A small community in northwestern Alberta says it dismantled a homeless camp on private property last week after receiving complaints about criminal activity.
But advocates for the dozen or so First Nation and Métis peoples evicted from the homemade shacks are calling for compassion.
“I seen a very sad situation is what I seen,” said Jason Ekeberg of Métis Nation of Alberta Region 1, who was there as the camp was destroyed.
“We have to support them, they’re human beings.”
Ekeberg said Métis officials have repeatedly sought a meeting with elected representatives of the hamlet of Lac La Biche, a sprawling county about two hours northwest of Edmonton.
“We don’t have dollars to buy land,” Ekeberg said, noting he hoped the hamlet’s council would lease them public land “for a dollar a year.
“Hopefully there still is goodwill with people out there. I don’t know if there is anymore but there should be.”
Lac La Biche officials sent police and peace officers to dismantle a homeless camp on private property. Video: Submitted
Mayor Omer Moghrabi said he has scheduled a special council meeting this week to discuss the homeless camp controversy.
He said the municipality acted on a request from the landowner to remove the group squatting on non-serviced, rural property for about two years.
“They’re living on private land; they set up these kind of houses with cardboard…there was some criminal activity associated with people coming there,” Moghrabi told APTN News.
Lisa Marie Bourque, a local Métis woman and advocate, used her phone to film camp residents preparing for eviction.
“They can’t afford rent, that’s why they’re there,” she said of the 10 men and two women living in “ramshackle accommodation” forged from scraps of lumber, cardboard and tarps.
“There’s no options for people that are low income. These are houseless people.”
Bourque said the landowner was worried he “would be fined if he didn’t comply…and be held liable for (criminal) charges, littering” if the camp didn’t close.
She said the hamlet “sent bulldozers, they got chainsaws and they got county employees and they have police and peace officers.”
She said officials with the Métis Nation visited the site prior to the eviction after she contacted them.
“They actually talked to the people to find out what their needs were.
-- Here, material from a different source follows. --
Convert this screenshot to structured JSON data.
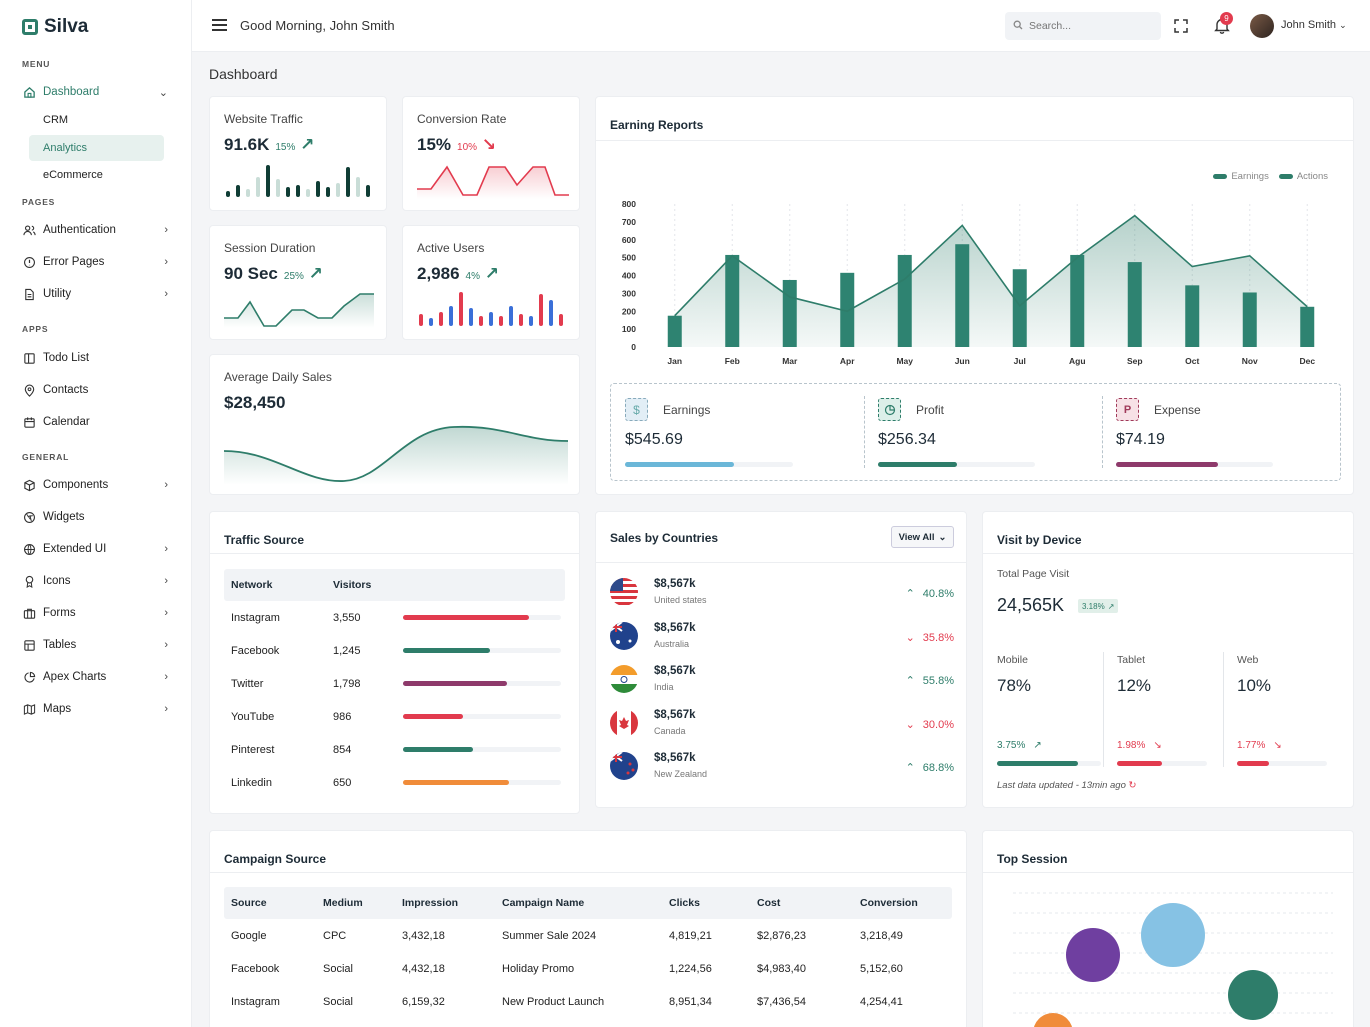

They tried to stop the process of the dismantling and forceful removal.”
Borque said camp members are Métis and First Nations peoples.
“I believe the solution is consultation with our elected Indigenous leaders because they’re going to know how to deal with the people,” she said in an interview.
“That’s something that has never been granted by this Mayor Omer Moghrabi. He’s never once consulted them throughout the entire process even though they have reached out to him.”
In the video, a woman living in one of the shacks identifies herself as being from Onion Lake First Nation in neighbouring Saskatchewan. She said she supports herself and her adult daughter by recycling bottles.
Members of the camp are First Nation and Métis peoples. Video: Submitted
The property owner could not be reached for comment.
James Cardinal, president of Métis Nation Region 1 in Lac La Biche, said the situation calls for empathy not aggression.
“They move them from one camp to another…no one has done anything,” he said via phone.
“I asked the mayor last week for us to meet and start discussing this homeless problem that we have…and maybe get a piece of land somewhere and we’ll take the responsibility.”
Cardinal noted addiction problems need special attention.
“This is what colonialism has put us through, and with that we suffer today; our people suffer. And it’s time leadership step up.”
Moghrabi said the hamlet has been warning camp members they’d be closed down because of worries around COVID-19 transmission and hazards associated with fires and garbage.
“That’s not an order made by the mayor,” he added, “that’s a council decision.”
Moghrabi said the hamlet has a small homeless shelter and a task force on homelessness that has reached out to the provincial and federal governments for funding, and mental health and addiction services.
“I’m not going in camera,” he said of the special council meeting to be broadcast virtually. “I want people to talk.”
Ekeberg said homeless camp members “just kind of want to be left alone” until they’re ready to seek support.
“We have to sit at the table, put the bureaucracy aside, and start talking to these people to come up with a plan. What they’re doing is just pushing people from spot to spot.”